Why is this a big deal? Because independence typically requires a vast number of independent samples to achieve the same accuracy, especially when the goal is to approximate counts across a combinatorial space as large as the NFA’s. By allowing samples to be reused, the algorithm cuts down on redundant work and opens the door to practical implementations. The cost is a more delicate mathematical accounting for variance and bias, but the authors show a careful path to keeping the estimator reliable. Their framework leverages a self-reducibility property that expresses the language of length-ℓ words ending at a given state as a union of sublanguages corresponding to predecessor states. This recursive structure is exactly where sample reuse shines, and where the worst-case blow-ups in dependence can be tamed with the right probabilistic tools.
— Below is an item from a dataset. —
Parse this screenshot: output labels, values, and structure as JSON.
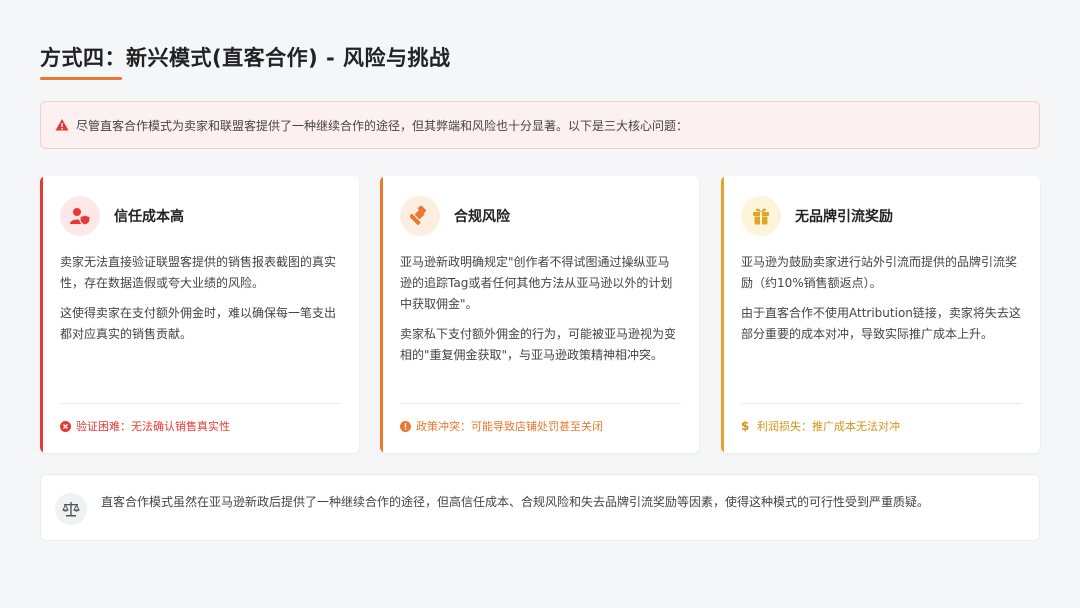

The practical takeaway is both philosophical and pragmatic: sometimes the most powerful way to tame a hard problem is not to chase perfect independence, but to choreograph dependence so that the pieces of the puzzle reinforce each other. The authors back this up with a thorough analysis of how overlap in derivation runs contributes to variance, and how one can keep this variance within bounds while still achieving a sub-quadratic overall runtime with respect to the expensive membership checks. It’s a telling reminder that in algorithms, the geometry of a problem—how many paths, how they share prefixes, how they branch—can be as important as raw counting power.
From theory to practice: caching, matrix tricks, and hardware potential
A critical piece of turning this theoretical advance into something usable is how the algorithm handles the heavy lifting of membership checks across unrolled layers. The authors propose sophisticated caching strategies that turn what would be a repetitive slog into a set of matrix-style computations. They describe two caching schemes that transform the problem of checking whether a word belongs to L(qℓ) into a sequence of matrix operations, a trick that plays nicely with modern CPUs and GPUs that excel at linear algebra and batch processing. The upshot is a design that can leverage vectorized computations and high-throughput hardware, which is how a practical implementation could scale to large automata and longer word lengths.
Another practical lever is the use of a median-of-means estimator, a robust statistical trick that helps keep the final estimate tight despite the heavy dependence structure. The authors lay out how to structure the estimation into batches, compute batch averages, and take a robust median, all while acknowledging that their samples are not perfectly independent. The careful probabilistic analysis then shows how these choices translate into rigorous guarantees: with high probability, the returned estimate falls within (1±ε) of the true count, for any desired confidence δ>0.
All of this is not just theoretical ornament. The work maps cleanly to applications in probabilistic query evaluation, where evaluating the likelihood of a SQL-like query against a probabilistic database can be reduced to counting paths in an NFA. The authors emphasize that a practical FPRAS for #NFA would have immediate implications there, and for counting answers to regular path queries in graphs—areas that sit at the core of how databases and graph analytics operate in the real world. In that sense, the research doesn’t just advance a theoretical boundary; it pins a potential new tool to be used by data engineers and researchers wrestling with large-scale, uncertain data.